ALL the ostracism of the United States and threats by Florida-based Cuban Americans could not budge Fidel Castro on freedom of religion, freedom of speech or human rights. Pope John Paul II has wrung more concessions from Cuba's dictator by visiting him and breaking the isolation.
The dictator is the Grinch who stole Christmas from the Cuban people, outlawing its celebration 29 years ago. The announcement that Cuba's Communist Party is formally restoring Christmas as a permanent public holiday is nakedly political. Mr. Castro is awarding the Vatican in return for the pope's visit last January.

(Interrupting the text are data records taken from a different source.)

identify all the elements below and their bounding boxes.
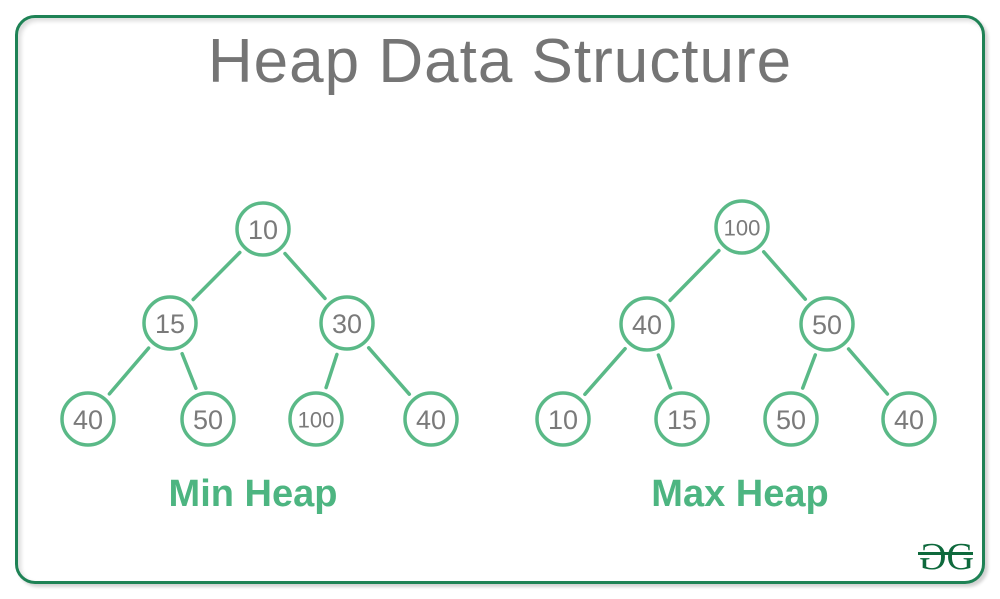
node-circle: [319, 295, 375, 351]
node-circle: [799, 296, 855, 352]
logo-letter-mirrored-g: G: [921, 536, 947, 578]
node-value: 100: [724, 216, 761, 241]
node-circle: [235, 201, 291, 257]
min-edge-l-lr: [180, 351, 198, 391]
min-heap-node-rr: 40: [403, 391, 459, 447]
max-heap-node-ll: 10: [535, 391, 591, 447]
geeksforgeeks-logo: GG: [918, 536, 974, 578]
node-value: 50: [812, 310, 842, 340]
min-heap-node-l: 15: [142, 295, 198, 351]
max-heap-label: Max Heap: [651, 473, 829, 515]
node-circle: [403, 391, 459, 447]
node-circle: [60, 391, 116, 447]
min-heap-node-lr: 50: [180, 391, 236, 447]
node-circle: [763, 391, 819, 447]
min-heap-edges: [107, 250, 412, 396]
max-heap-node-rl: 50: [763, 391, 819, 447]
max-edge-root-right: [761, 250, 808, 301]
min-heap-node-ll: 40: [60, 391, 116, 447]
min-heap-node-root: 10: [235, 201, 291, 257]
node-value: 40: [73, 405, 103, 435]
node-circle: [714, 199, 770, 255]
max-heap-node-root: 100: [714, 199, 770, 255]
min-heap-nodes: 10 15 30 40 50 100: [60, 201, 459, 447]
min-edge-r-rl: [324, 352, 339, 390]
min-edge-root-left: [191, 250, 242, 302]
node-circle: [288, 391, 344, 447]
node-value: 15: [155, 309, 185, 339]
max-heap-edges: [583, 248, 890, 397]
logo-crossbar: [918, 552, 973, 555]
max-heap-node-rr: 40: [881, 391, 937, 447]
node-value: 40: [632, 310, 662, 340]
max-heap-nodes: 100 40 50 10 15 50: [535, 199, 937, 447]
min-edge-r-rr: [366, 346, 412, 396]
min-heap-label: Min Heap: [168, 473, 338, 515]
node-circle: [619, 296, 675, 352]
max-edge-r-rr: [846, 347, 890, 396]
node-circle: [180, 391, 236, 447]
node-circle: [142, 295, 198, 351]
min-heap-node-rl: 100: [288, 391, 344, 447]
node-value: 50: [776, 405, 806, 435]
node-circle: [535, 391, 591, 447]
page-title: Heap Data Structure: [207, 27, 793, 96]
max-heap-node-l: 40: [619, 296, 675, 352]
min-edge-l-ll: [107, 346, 151, 396]
node-value: 40: [894, 405, 924, 435]
node-value: 15: [667, 405, 697, 435]
node-value: 10: [548, 405, 578, 435]
max-edge-l-lr: [656, 353, 673, 390]
node-circle: [654, 391, 710, 447]
node-circle: [881, 391, 937, 447]
node-value: 50: [193, 405, 223, 435]
max-heap-node-lr: 15: [654, 391, 710, 447]
max-edge-root-left: [668, 248, 721, 303]
node-value: 10: [248, 215, 278, 245]
min-heap-node-r: 30: [319, 295, 375, 351]
logo-letter-g: G: [946, 536, 974, 578]
node-value: 30: [332, 309, 362, 339]
node-value: 100: [298, 408, 335, 433]
max-heap-node-r: 50: [799, 296, 855, 352]
node-value: 40: [416, 405, 446, 435]
max-edge-l-ll: [583, 346, 627, 397]
min-edge-root-right: [283, 251, 327, 301]
max-edge-r-rl: [800, 353, 818, 390]
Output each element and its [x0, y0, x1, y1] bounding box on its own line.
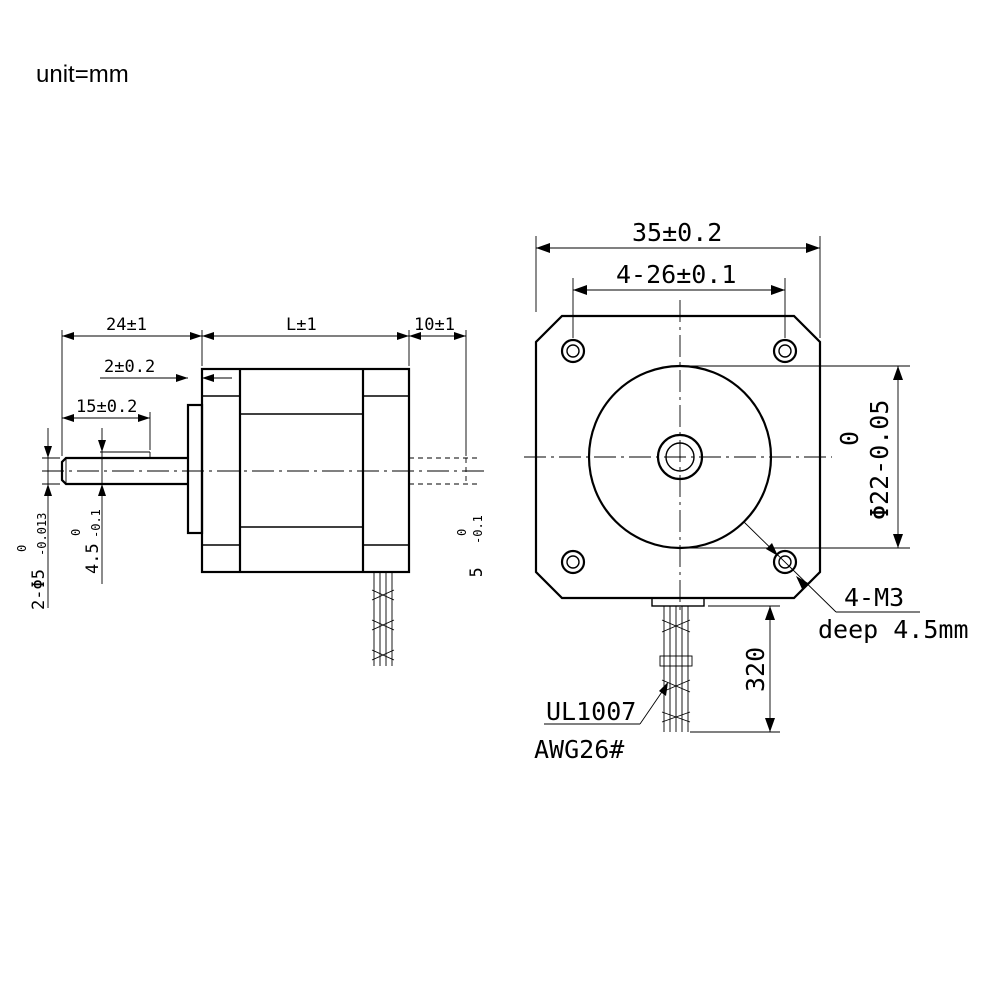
dim-pilot-main: Φ22-0.05: [865, 400, 894, 520]
dim-lead-length: 320: [690, 605, 780, 733]
dim-hole-spacing-label: 4-26±0.1: [616, 260, 736, 289]
dim-boss-thickness: 2±0.2: [100, 357, 232, 382]
side-lead-wires: [371, 572, 395, 666]
callout-thread-label: 4-M3: [844, 583, 904, 612]
front-view: 35±0.2 4-26±0.1 0 Φ22-0.05 4-M: [524, 218, 969, 764]
dim-hole-spacing: 4-26±0.1: [572, 260, 786, 338]
mounting-holes: [560, 338, 798, 575]
callout-wire-gauge: AWG26#: [534, 735, 624, 764]
dim-front-shaft-label: 24±1: [106, 315, 147, 335]
dim-flange-width: 35±0.2: [535, 218, 821, 338]
side-view: 24±1 L±1 10±1 2±0.2: [15, 315, 487, 666]
dim-body-length: L±1: [202, 315, 410, 366]
dim-flat-depth-upper: 0: [69, 529, 83, 536]
callout-thread: 4-M3 deep 4.5mm: [743, 521, 969, 644]
pilot-boss: [186, 403, 204, 535]
dim-body-length-label: L±1: [286, 315, 317, 335]
dim-shaft-dia-lower: -0.013: [35, 513, 49, 556]
dim-width-label: 35±0.2: [632, 218, 722, 247]
motor-body: [200, 367, 411, 574]
dim-lead-length-label: 320: [741, 647, 770, 692]
dim-rear-flat-upper: 0: [455, 529, 469, 536]
unit-label: unit=mm: [36, 61, 129, 88]
dim-flat-depth-main: 4.5: [83, 543, 103, 574]
dim-pilot-diameter: 0 Φ22-0.05: [680, 365, 910, 549]
dim-boss-label: 2±0.2: [104, 357, 155, 377]
callout-wire: UL1007 AWG26#: [534, 682, 668, 764]
dim-flat-depth-lower: -0.1: [89, 509, 103, 538]
dim-flat-length: 15±0.2: [62, 397, 151, 450]
dim-front-shaft-length: 24±1: [61, 315, 203, 456]
dim-flat-label: 15±0.2: [76, 397, 137, 417]
front-shaft: [60, 451, 188, 486]
dim-flat-depth: 4.5 0 -0.1: [69, 428, 106, 584]
dim-rear-shaft-length: 10±1: [409, 315, 467, 456]
dim-shaft-dia-upper: 0: [15, 545, 29, 552]
dim-rear-flat-main: 4.5: [467, 567, 487, 598]
dim-shaft-dia-main: 2-Φ5: [29, 569, 49, 610]
callout-wire-type: UL1007: [546, 697, 636, 726]
front-flange-outline: [534, 314, 822, 600]
dim-rear-flat-lower: -0.1: [471, 515, 485, 544]
front-lead-wires: [659, 606, 693, 732]
lead-exit: [651, 597, 705, 607]
dim-rear-flat-depth: 4.5 0 -0.1: [455, 515, 487, 598]
dim-shaft-diameter: 2-Φ5 0 -0.013: [15, 428, 60, 610]
callout-depth-label: deep 4.5mm: [818, 615, 969, 644]
dim-rear-shaft-label: 10±1: [414, 315, 455, 335]
dim-pilot-upper: 0: [835, 431, 864, 446]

Of course, Christmas never left the hearts of Cuba's Christians. And Mr. Castro's showy gesture should not be confused with restoring full freedoms to the church of most Cubans. Nor will public Christmas decorations alleviate poverty or extend freedom of speech or promote democracy. But the Catholic Church can be counted on to use this modest concession as a platform from which it will seek more rights for Catholic and other Cubans.
The Church is doing more to weaken communism in Cuba through recognition and humanitarian aid than U.S. policy has done since the failed Bay of Pigs invasion in 1961.
Cuban communism probably could not long survive unfettered access for people, ideas, images, goods and services. Communism and Castro's monolithic control would be subverted rapidly.
But U.S. policy that pretends to outlaw economic relations with Cuba for the whole world has been counterproductive. As things now stand, Mr. Castro wins world sympathy by blaming Washington for his isolation, although President Clinton has been quietly relaxing U.S. policies against Cuba.
The modest Vatican achievement in wresting reinstatement of a public Christmas argues for a thorough review of U.S. policy toward Cuba, which reached a dead end years ago.